Within-person prediction of depressive symptom change using year-long Screenome data and CES-D assessments

TL;DR

This study demonstrates that combining digital phenotyping data from smartphone screenshots with CES-D assessments can effectively predict individual depressive symptom trajectories over time, enabling earlier intervention.

Contribution

It introduces a novel within-person prediction model using Screenomics data and CES-D assessments, achieving high accuracy in forecasting symptom changes.

Findings

XGBoost model achieved AUC of 0.906 for severity band crossings.

Behavioral features like social media use and overnight activity predicted worsening.

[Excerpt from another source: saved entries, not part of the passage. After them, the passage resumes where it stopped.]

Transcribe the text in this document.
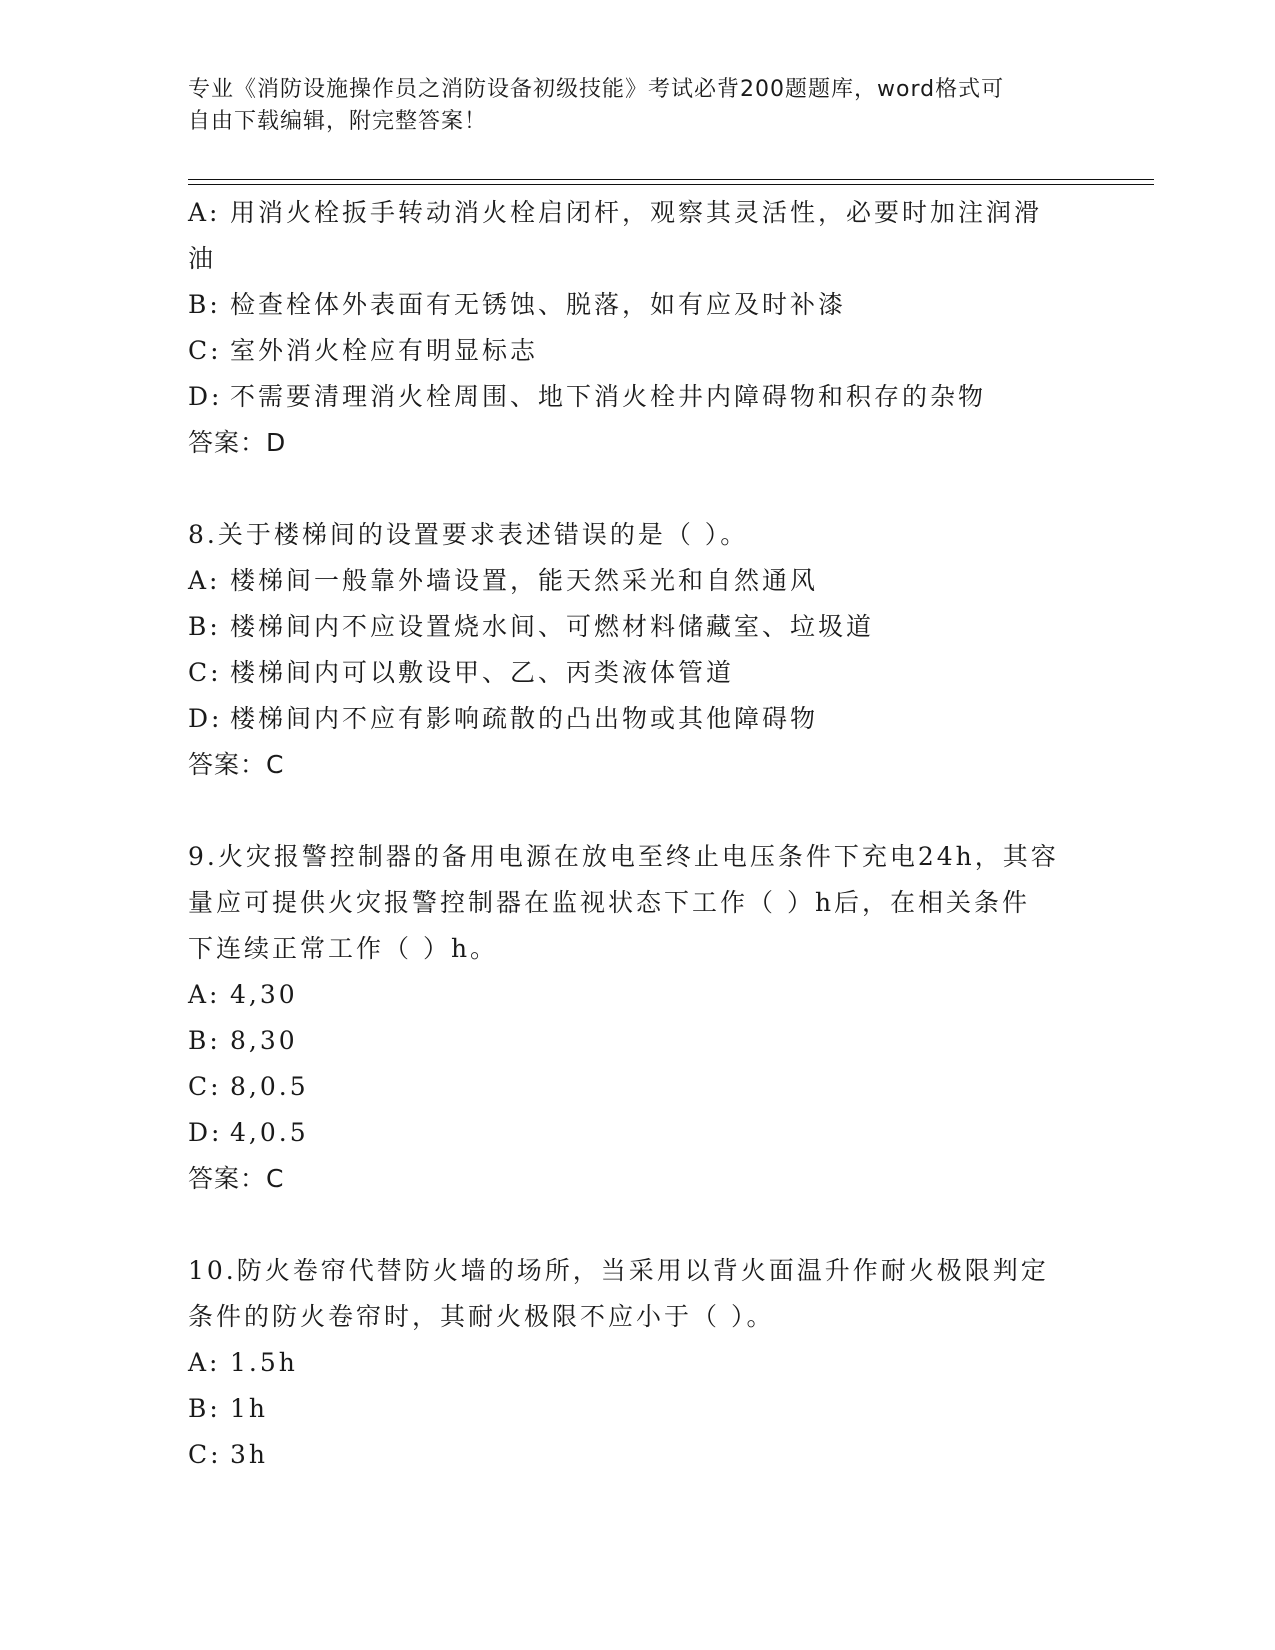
专业《消防设施操作员之消防设备初级技能》考试必背200题题库，word格式可
自由下载编辑，附完整答案！
A: 用消火栓扳手转动消火栓启闭杆，观察其灵活性，必要时加注润滑
油
B: 检查栓体外表面有无锈蚀、脱落，如有应及时补漆
C: 室外消火栓应有明显标志
D: 不需要清理消火栓周围、地下消火栓井内障碍物和积存的杂物
答案：D
8.关于楼梯间的设置要求表述错误的是（ ）。
A: 楼梯间一般靠外墙设置，能天然采光和自然通风
B: 楼梯间内不应设置烧水间、可燃材料储藏室、垃圾道
C: 楼梯间内可以敷设甲、乙、丙类液体管道
D: 楼梯间内不应有影响疏散的凸出物或其他障碍物
答案：C
9.火灾报警控制器的备用电源在放电至终止电压条件下充电24h，其容
量应可提供火灾报警控制器在监视状态下工作（ ）h后，在相关条件
下连续正常工作（ ）h。
A: 4,30
B: 8,30
C: 8,0.5
D: 4,0.5
答案：C
10.防火卷帘代替防火墙的场所，当采用以背火面温升作耐火极限判定
条件的防火卷帘时，其耐火极限不应小于（ ）。
A: 1.5h
B: 1h
C: 3h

Model generalized well to unseen individuals with AUC of 0.821.

Abstract

Predicting whether an individual's depressive symptoms will worsen, remain stable, or improve over the coming weeks can enable earlier and more targeted care, yet prospective within-person trajectory prediction remains largely unaddressed in digital phenotyping. We combine fortnightly CES-D assessments with over 100 million screenshots captured every five seconds via the Stanford Screenomics platform from 96 adults followed for approximately one year (M = 20.9, SD = 3.9 assessments per participant, 2,002 total observations). We frame prediction as a within-person classification task: whether symptoms will worsen, remain stable, or improve over the subsequent fortnight, operationalized in three ways to capture clinically meaningful change. Under temporal holdout, XGBoost achieves an AUC of 0.906 for crossings of established CES-D severity bands and 0.755 for change relative to each participant's own within-person variability, generalizing to unseen individuals (AUC = 0.821). Each person's typical symptom level was the only statistically significant predictor above the most recent CES-D score; without it, the most consequential worsening transitions go undetected. Screenome-derived behavioral features revealed prodromal patterns of worsening, including escalating social media use, fragmented device engagement, and changes in overnight activity, with substantial individual heterogeneity. These findings establish a proof-of-concept foundation for monitoring systems that could identify individuals approaching clinical deterioration before symptoms reach a crisis point.